Why is this asked in interviews?

This is a brilliant dynamic programming problem that tests state transitions. Interviewers ask it because the operation is highly restrictive (+1 or +0). It evaluates if a candidate can sort the data and build dynamic programming chains. It separates candidates who try to use Hash Sets to blindly guess sequences from those who can rigorously track multiple simultaneous chain possibilities in a single pass.

Algorithmic pattern used

This problem leverages Sorting followed by 1D Dynamic Programming (Hash Map tracking).

1. Sort the array.
2. Maintain a Hash Map dp where the key is the integer value and the value is the length of the longest consecutive sequence ending exactly at that integer.
3. For each number x in the sorted array, you have two choices for what it can become: x or x + 1.
   • If it becomes x, it can append to a sequence ending in x - 1. So, new_dp[x] = dp[x - 1] + 1.
   • If it becomes x + 1, it can append to a sequence ending in x. So, new_dp[x + 1] = dp[x] + 1.
4. Update the dp map and track the global maximum sequence length.

Example explanation

Array: [2, 1, 4, 3] Sort: [1, 2, 3, 4]. Map dp = {}.

• num = 1:
  • Becomes 1: dp[1] = dp[0] + 1 = 1.
  • Becomes 2: dp[2] = dp[1_old] + 1 = 1. (Note: use old state!).
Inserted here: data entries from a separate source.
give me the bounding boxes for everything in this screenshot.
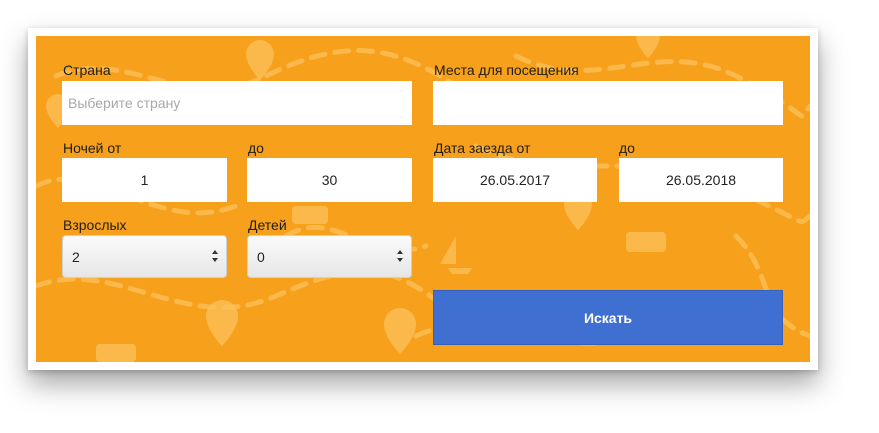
select-arrows-icon (212, 250, 218, 262)
children-label: Детей (248, 217, 287, 233)
adults-select[interactable]: 2 (62, 235, 227, 278)
map-pin-icon (206, 300, 238, 346)
nights-from-input[interactable]: 1 (62, 158, 227, 202)
nights-to-label: до (248, 140, 264, 156)
bus-icon (292, 206, 328, 224)
bus-icon (96, 344, 136, 362)
checkin-from-input[interactable]: 26.05.2017 (433, 158, 597, 202)
select-arrows-icon (397, 250, 403, 262)
places-label: Места для посещения (434, 62, 579, 78)
search-form-panel: Страна Выберите страну Места для посещен… (36, 36, 810, 362)
country-label: Страна (63, 62, 111, 78)
checkin-from-label: Дата заезда от (434, 140, 531, 156)
bus-icon (626, 232, 666, 252)
country-select-field[interactable]: Выберите страну (62, 81, 412, 125)
adults-select-value: 2 (72, 248, 80, 265)
search-button[interactable]: Искать (433, 290, 783, 345)
places-field[interactable] (433, 81, 783, 125)
adults-label: Взрослых (63, 217, 127, 233)
checkin-to-label: до (619, 140, 635, 156)
map-pin-icon (636, 36, 660, 58)
search-form-card: Страна Выберите страну Места для посещен… (28, 28, 818, 370)
nights-from-label: Ночей от (63, 140, 122, 156)
children-select[interactable]: 0 (247, 235, 412, 278)
map-pin-icon (246, 40, 274, 80)
children-select-value: 0 (257, 248, 265, 265)
nights-to-input[interactable]: 30 (247, 158, 412, 202)
map-pin-icon (384, 308, 416, 354)
checkin-to-input[interactable]: 26.05.2018 (619, 158, 783, 202)
sailboat-icon (440, 236, 472, 274)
Map: {1: 1, 2: 1}.
• num = 2:
  • Becomes 2: dp[2] = dp[1] + 1 = 1 + 1 = 2.
  • Becomes 3: dp[3] = dp[2_old] + 1 = 1 + 1 = 2. Map: {1: 1, 2: 2, 3: 2}.
• num = 3:
  • Becomes 3: dp[3] = dp[2] + 1 = 2 + 1 = 3.
  • Becomes 4: dp[4] = dp[3_old] + 1 = 2 + 1 = 3. Map {..., 3: 3, 4: 3}.
• num = 4:
  • Becomes 4: dp[4] = dp[3] + 1 = 4.
  • Becomes 5: dp[5] = dp[4_old] + 1 = 4. Max length found is 4. (The sequence 1, 2, 3, 4).

Common mistakes candidates make

A major pitfall is updating the dp map in-place during the processing of a single number x without caching the previous state. If you update dp[x], and then immediately use that newly updated dp[x] to calculate dp[x+1], you are double-counting the current element! You must calculate both new_x and new_x_plus_1 using the previous iteration's map values before committing them to the map.

Interview preparation tip

When solving chain-building DP problems (like LIS variations), sorting is almost always the required first step to ensure you process elements chronologically. Use a dictionary/map for your DP table when the values in the array can be large and sparse, preventing massive memory allocations for arrays.